En conclusion de ces traditions sacrées et intouchables, sont nées des prises de position étranges dont les plus intransigeantes se sont fixées sur l’élément essentiel, de base de la corrida, à savoir le toro.
Le poids
Il y a les partisans du poids. Ceux pour qui le toro de lidia doit avant tout être un animal grand, lourd, puissant, très armé. Nous les trouvons pour la plupart à Madrid ou Bilbao. Seul le toreo dur, difficile, dangereux contre cet animal imposant les intéresse comme, sans franchir les Pyrénées, à Céret ou à Vic. Ils en espèrent une forte émotion, le frisson violent qui vous parcourt l’échine jusqu’à l’angoisse, tout ceci sont pour ces disciples la quintessence de l’art tauromachique.
Si vous avancez le caractère souvent pénible de ce spectacle, ils éliminent l’élément difficile en vous affirmant qu’ « il y a une lidia adaptée au caractère de chaque toro » - ce que je partage – et ne s’intéressant qu’à l’effort, à la lutte âpre et technique, of course.
La bravoure et la noblesse
L’autre conception a pour nature les qualités de bravoure et de noblesse du toro.
Cette catégorie d’aficionados ne fait pas pour autant, abstraction de la prestance, de l’allure ; mais s’il a à choisir entre la masse et la combativité, ils soustraient sans hésitation quelques arrobas au bénéfice des qualités "morales" du bicho. La notion de masse ne veut pas dire être plus gras ni être plus fort.

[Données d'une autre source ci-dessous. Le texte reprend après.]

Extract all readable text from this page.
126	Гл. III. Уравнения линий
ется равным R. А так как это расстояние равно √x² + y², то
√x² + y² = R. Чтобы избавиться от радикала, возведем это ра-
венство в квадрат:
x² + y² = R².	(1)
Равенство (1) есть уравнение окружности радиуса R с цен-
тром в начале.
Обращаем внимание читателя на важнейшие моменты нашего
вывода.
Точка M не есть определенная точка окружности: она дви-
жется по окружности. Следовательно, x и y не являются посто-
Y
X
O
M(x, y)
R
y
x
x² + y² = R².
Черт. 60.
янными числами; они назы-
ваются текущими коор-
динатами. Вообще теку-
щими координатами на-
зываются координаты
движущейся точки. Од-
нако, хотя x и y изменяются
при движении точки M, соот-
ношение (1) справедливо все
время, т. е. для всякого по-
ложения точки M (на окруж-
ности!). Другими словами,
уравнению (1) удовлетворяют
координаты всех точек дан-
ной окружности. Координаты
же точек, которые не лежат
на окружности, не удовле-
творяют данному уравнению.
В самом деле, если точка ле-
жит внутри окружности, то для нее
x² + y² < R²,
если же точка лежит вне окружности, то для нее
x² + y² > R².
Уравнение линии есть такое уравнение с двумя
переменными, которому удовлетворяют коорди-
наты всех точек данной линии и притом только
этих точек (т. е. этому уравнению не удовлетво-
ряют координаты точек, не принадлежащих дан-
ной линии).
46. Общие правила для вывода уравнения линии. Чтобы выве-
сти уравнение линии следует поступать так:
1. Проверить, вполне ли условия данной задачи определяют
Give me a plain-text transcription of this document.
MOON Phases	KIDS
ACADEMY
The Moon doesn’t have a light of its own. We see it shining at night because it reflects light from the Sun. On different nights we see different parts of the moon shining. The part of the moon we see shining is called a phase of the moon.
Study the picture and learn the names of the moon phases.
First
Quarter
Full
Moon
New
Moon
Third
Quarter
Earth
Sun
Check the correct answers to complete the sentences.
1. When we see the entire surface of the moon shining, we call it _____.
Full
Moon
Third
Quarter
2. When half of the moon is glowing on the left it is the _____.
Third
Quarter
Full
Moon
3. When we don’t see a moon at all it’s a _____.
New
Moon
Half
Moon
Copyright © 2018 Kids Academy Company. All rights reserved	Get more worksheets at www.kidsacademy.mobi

Pour eux, la tauromachie est avant tout un art. Vivre le beau, l’esthétique, au diable la bagarre ! Ils optent pour la beauté plastique plutôt que pour l’angoisse du danger.
Le style, le geste pur, l’harmonie et la lenteur des mouvements sont appréciés plus que le corps à corps athlétique.
Leur satisfaction est générée par l’inépuisable bravoure et surtout l’intégrale loyauté du toro, pour ne pas dire parfois, la candeur dans l’attaque.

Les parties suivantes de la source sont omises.